Review – A Perfect Spy by John le Carré

Why do some books make a profound impression on you whilst others leave you cold? A Perfect Spy is well written, competently plotted and full of well-observed characters. It deals with profound human issues – can one ever really know another human heart? Why are we loyal to spouses, friends, countries or ideologies? How will we react under extreme conditions? If someone had given me a potted summary before reading the book I would have expected to enjoy it. And yet..I reached the end of this book entirely indifferent to the fate of the nominal (anti-) hero Magnus Pym.  The question is why?

Part of the answer, I think, is the sheer length of the book. I remember at about page 300 wondering when le Carré intended to get to the meat of the story. No doubt he felt that the long account of the picaresque life of his con-man father, Rick, was critical to how Magnus turned out. But it felt to me that le Carré had written two separate tales which never truly came together; the whole was less than the sum of its parts.

Another problem is the relentless detail, which seems to pour out of le Carré’s pen (or laptop) like water flowing over Niagara. At first it feels exhilarating but soon the thrill of all this verbal fecundity becomes frankly tedious. To take but one example at random, did we really need to know of Rick’s Ascot mansion that it had ‘white fencing running down the drive and a row of tweed suits louder than the admiral’s, and a pair of mad red setters, and a pair of two-toned country shoes for walking them, and’…so on for page after page. I had to keep reminding myself that this story was being written by Magnus in hiding, expecting at any point to be found and probably killed by one side or the other.

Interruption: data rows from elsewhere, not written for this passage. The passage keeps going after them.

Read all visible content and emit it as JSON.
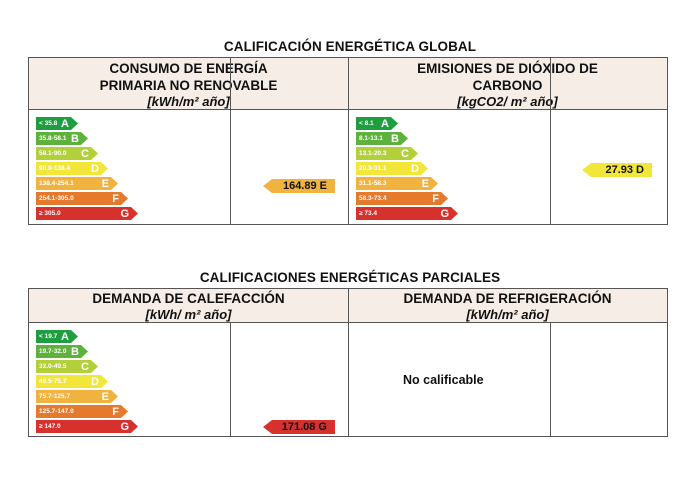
{
  "global": {
    "title": "CALIFICACIÓN ENERGÉTICA GLOBAL",
    "left": {
      "title1": "CONSUMO DE ENERGÍA",
      "title2": "PRIMARIA NO RENOVABLE",
      "unit": "[kWh/m² año]",
      "ranges": [
        "< 35.8",
        "35.8-58.1",
        "58.1-90.0",
        "90.0-138.4",
        "138.4-254.1",
        "254.1-305.0",
        "≥ 305.0"
      ],
      "value": "164.89 E",
      "value_class": "E"
    },
    "right": {
      "title1": "EMISIONES DE DIÓXIDO DE",
      "title2": "CARBONO",
      "unit": "[kgCO2/ m² año]",
      "ranges": [
        "< 8.1",
        "8.1-13.1",
        "13.1-20.3",
        "20.3-31.1",
        "31.1-58.3",
        "58.3-73.4",
        "≥ 73.4"
      ],
      "value": "27.93 D",
      "value_class": "D"
    }
  },
  "partial": {
    "title": "CALIFICACIONES ENERGÉTICAS PARCIALES",
    "left": {
      "title1": "DEMANDA DE CALEFACCIÓN",
      "unit": "[kWh/ m² año]",
      "ranges": [
        "< 19.7",
        "19.7-32.0",
        "32.0-49.5",
        "49.5-75.7",
        "75.7-125.7",
        "125.7-147.0",
        "≥ 147.0"
      ],
      "value": "171.08 G",
      "value_class": "G"
    },
    "right": {
      "title1": "DEMANDA DE REFRIGERACIÓN",
      "unit": "[kWh/m² año]",
      "status": "No calificable"
    }
  },
  "letters": [
    "A",
    "B",
    "C",
    "D",
    "E",
    "F",
    "G"
  ],
  "colors": {
    "A": "#1f9e3f",
    "B": "#5db13c",
    "C": "#b3cf3a",
    "D": "#f3e63a",
    "E": "#f0b340",
    "F": "#e67a2c",
    "G": "#d7312e",
    "header_bg": "#f6ede6"
  }
}
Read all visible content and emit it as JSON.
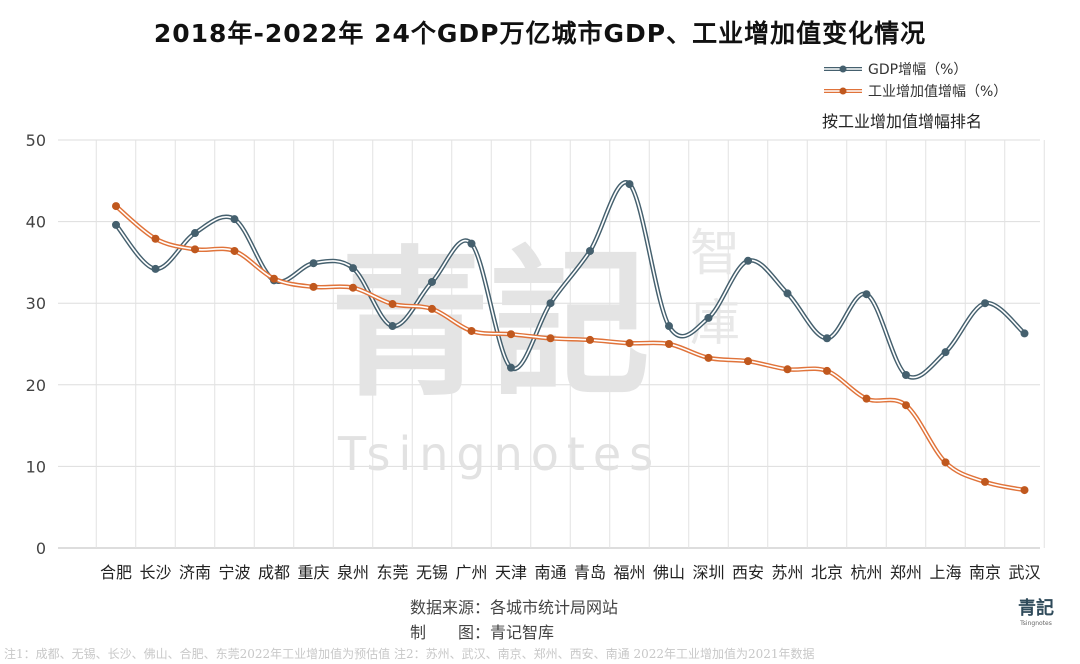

The core of the story revolves around how and why Magnus agrees to become a double agent. I couldn’t see any evidence that he found the other side (the Czechs, as if it mattered) morally superior to his own. Morality didn’t seem to come into it. Or perhaps there was an element of personal morality, or at least guilt, as the agent who recruited him was a German whom he had betrayed as a young man. Whatever the reason, Magnus chose a path that required him to deceive and betray everyone he knew until the inevitable day when his defection would be discovered.

Perhaps it’s the Cold War setting that is part of the problem. All that spying, what did it really achieve? Did it have any role in bringing down the Berlin Wall or was it all just a ridiculous, if occasionally deadly, side-show?  After reading this book I have to conclude that I don’t really care.